Les Émirats arabes unis quittent l’OPEP : un moment de déraillement pour un grand producteur de pétrole
TechFlow SélectionTechFlow Sélection

Les Émirats arabes unis quittent l’OPEP : un moment de déraillement pour un grand producteur de pétrole
C’est le retrait de membre le plus important qu’ait connu l’OPEP ces dernières années.
Rédaction : BIBI News
Le 28 avril 2026, les Émirats arabes unis (EAU) ont annoncé, via leur agence nationale de presse WAM, leur retrait officiel de l’Organisation des pays exportateurs de pétrole (OPEP) et de son alliance élargie, l’OPEP+, à compter du 1er mai.
Membre de cette organisation depuis près de 60 ans, le pays produit environ 3,6 millions de barils par jour, soit environ 12 % de la production totale de l’OPEP, ce qui en fait le troisième plus grand producteur de pétrole après l’Arabie saoudite et l’Irak.
Après ce retrait, le nombre de membres de l’OPEP passera de 12 à 11, tandis que sa part dans l’offre mondiale de pétrole brut chutera de quelque 30 % à environ 26 %.
Il s’agit du plus important départ d’un membre observé par l’OPEP ces dernières années.

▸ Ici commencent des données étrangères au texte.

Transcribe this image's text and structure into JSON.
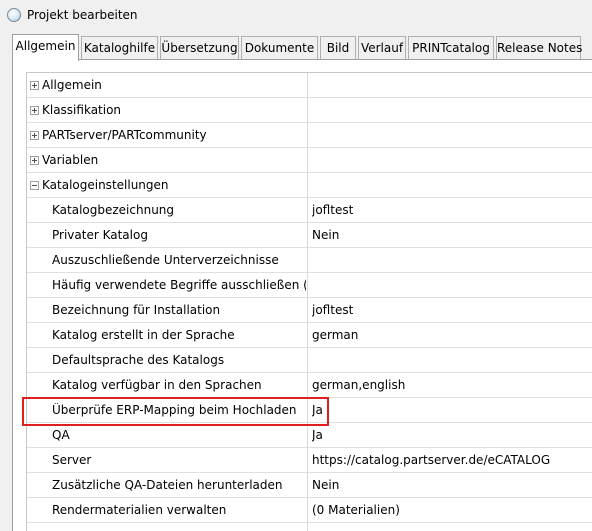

De fondatrice à membre clé : les 60 ans des Émirats arabes unis
L’OPEP a été initialement créée en 1960 par cinq pays : l’Iran, l’Irak, le Koweït, l’Arabie saoudite et le Venezuela, dans le but principal de coordonner les niveaux de production et de défendre les intérêts communs des pays exportateurs de pétrole.
En 1967, l’émirat d’Abou Dabi a rejoint l’organisation en tant qu’entité indépendante ; quatre ans plus tard, lors de la création des Émirats arabes unis, il en a transmis le statut de membre.
Au cours des décennies suivantes, les Émirats arabes unis ont considérablement étendu leur empreinte énergétique grâce aux importants investissements en capital réalisés par la compagnie nationale pétrolière d’Abou Dabi (ADNOC). Leurs réserves prouvées atteignent désormais 113 milliards de barils, plaçant le pays au sixième rang mondial et représentant environ 6 % des réserves mondiales totales.
Dans les années 2020, la production quotidienne de pétrole brut des Émirats arabes unis s’est stabilisée autour de 3,6 millions de barils, atteignant même un sommet historique de 4,12 millions de barils en 2022.
Parallèlement, ADNOC poursuit activement ses projets d’expansion de capacité, visant à porter sa production à 5 millions de barils par jour d’ici 2027, avec des investissements cumulés dépassant 150 milliards de dollars américains.
Si la capacité de production ne cesse de croître, le volume effectivement écoulé — et la manière dont il est commercialisé — n’échappe pas entièrement au contrôle des Émirats arabes unis.
La tension persistante entre quotas et capacité de production
Le fonctionnement central de l’OPEP repose sur un mécanisme de quotas.
Chaque membre se voit attribuer une limite maximale de production, déterminée en fonction de sa capacité, de ses niveaux historiques de production et des prévisions du marché ; toute production excédentaire constitue théoriquement une violation.
Ce dispositif permet de maintenir la stabilité du marché en période de prix élevés, mais il constitue pour les membres connaissant une forte expansion de leur capacité une sorte de « plafond invisible » sur leurs revenus.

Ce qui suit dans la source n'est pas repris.